As a Terrier, Giannoulias shot 40 percent from behind the arc on only 2.9 minutes per game. With the limited playing time, McGrath said that aside from Giannoulias’ personal reasons for leaving Chicago, in terms of basketball, he made the wrong decision.
The Maroons won the UAA Title and reached the Sweet 16 in the national tournament during what would have been Giannoulias’ third and fourth seasons with UChicago. Two of Giannoulias’ classmates, Loyd and Aaron Horne achieved All-American status.
“One of my regrets in coaching is that he wasn’t part of that group that had all the success. I think it would’ve been a lot of fun for him, and I think he really could’ve helped us,” McGrath said.
Giannoulias, after his move to a DI program, does not discredit the caliber of DIII.
“In some respect, the difference comes down to athleticism and size,” he said. “As far as shooting and fundamentals…I think Division III is right up there.”
Upon graduating from Boston University cum laude with a degree in economics, the former Maroon did not stop playing basketball. In Chicago’s 1994–1995 media guide, Giannoulias’ biography said that, “he would like to play professional basketball in Greece.”
And that is exactly what he did with the Greek Basket League’s Panionios.
In spite of all the basketball success, Giannoulias never forgot where he came from.

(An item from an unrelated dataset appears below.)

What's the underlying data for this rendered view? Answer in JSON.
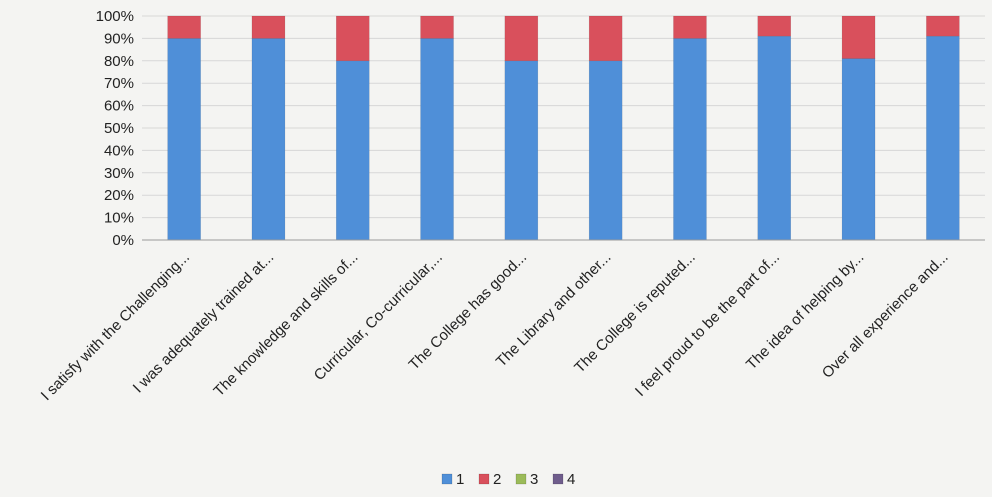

“To go [to the University of Chicago] and then BU and then overseas—it was a great set of circumstances, and I love that school,” he said.

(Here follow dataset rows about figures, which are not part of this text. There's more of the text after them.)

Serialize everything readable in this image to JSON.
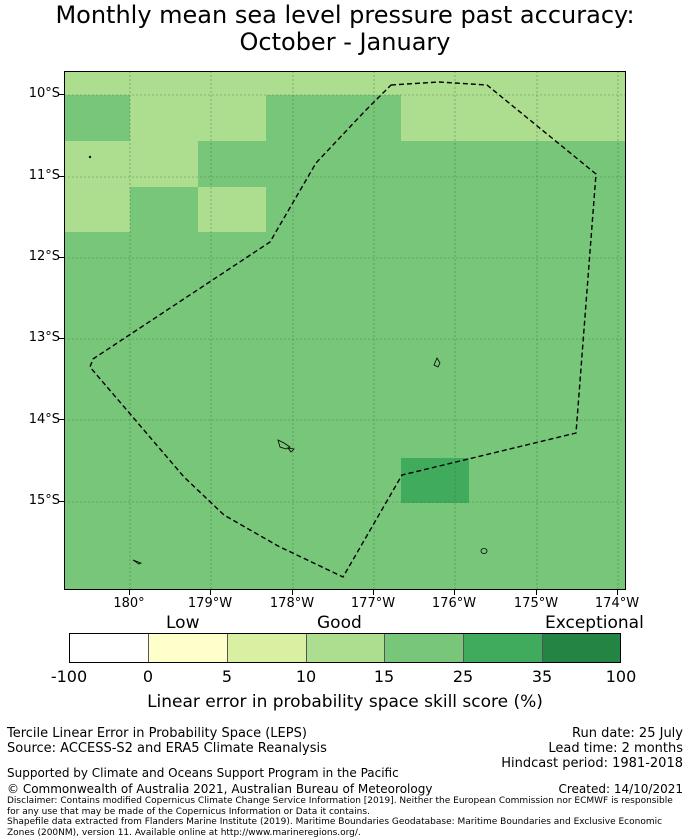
{
  "title_line1": "Monthly mean sea level pressure past accuracy:",
  "title_line2": "October - January",
  "lat_labels": [
    "10°S",
    "11°S",
    "12°S",
    "13°S",
    "14°S",
    "15°S"
  ],
  "lon_labels": [
    "180°",
    "179°W",
    "178°W",
    "177°W",
    "176°W",
    "175°W",
    "174°W"
  ],
  "colorbar": {
    "categories": [
      "Low",
      "Good",
      "Exceptional"
    ],
    "tick_labels": [
      "-100",
      "0",
      "5",
      "10",
      "15",
      "25",
      "35",
      "100"
    ],
    "colors": [
      "#ffffff",
      "#ffffcc",
      "#d9f0a3",
      "#addd8e",
      "#78c679",
      "#41ab5d",
      "#238443"
    ],
    "title": "Linear error in probability space skill score (%)"
  },
  "map_colors": {
    "light": "#addd8e",
    "medium": "#78c679",
    "dark": "#41ab5d"
  },
  "info": {
    "method": "Tercile Linear Error in Probability Space (LEPS)",
    "source": "Source: ACCESS-S2 and ERA5 Climate Reanalysis",
    "run_date": "Run date: 25 July",
    "lead_time": "Lead time: 2 months",
    "hindcast": "Hindcast period: 1981-2018",
    "support": "Supported by Climate and Oceans Support Program in the Pacific",
    "copyright": "© Commonwealth of Australia 2021, Australian Bureau of Meteorology",
    "created": "Created: 14/10/2021",
    "disclaimer1": "Disclaimer: Contains modified Copernicus Climate Change Service Information [2019]. Neither the European Commission nor ECMWF is responsible for any use that may be made of the Copernicus Information or Data it contains.",
    "disclaimer2": "Shapefile data extracted from Flanders Marine Institute (2019). Maritime Boundaries Geodatabase: Maritime Boundaries and Exclusive Economic Zones (200NM), version 11. Available online at http://www.marineregions.org/."
  }
}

Giannoulias’ basketball career ended with Panionios in 1999 after a one-year stint. He then pursued a career in business and politics, receiving his JD from Tulane University’s Law School.
With his collegiate and professional basketball career over, Giannoulias had no idea that he was yet to receive the most attention he would ever garner for shooting hoops.
While a first-year at UChicago, Giannoulias played his first pick-up basketball game on campus with then-Senior Lecturer Barack Obama.
Nine years later, Giannoulias was helping raise funds for Obama’s run for Senate in 2003.
And on November 4, 2008, Election Day, the former Maroon shooting guard played basketball with the man who would soon become the next president of the United States.
Giannoulias was quick to say who the better player is.
“I’m 15 years younger than him, so I have a pretty good advantage there,” he said. “[Obama’s] a great player, he’s a great competitor, he plays really hard, and we have a lot of respect for each other on the court.”
When Giannoulias ran for Senate in 2010, Obama was not the only basketball-playing friend that supported him.
“I went to a couple of fundraisers with a lot of his former teammates,” McGrath said.
Although the former Chicago standout lost the tight race, he continued to keep contact with both the President and the Maroons.
The President’s role as a national figure has not deterred the athletic competition between Obama and Giannoulias, and when asked if the two would play basketball this election day, Giannoulias said, “Possibly.”
The University of Chicago may have been known as setting the foundation for the established politician Alexi Giannoulias. Now, the institution can also be known for setting the foundation for basketball-standout Alexi Giannoulias.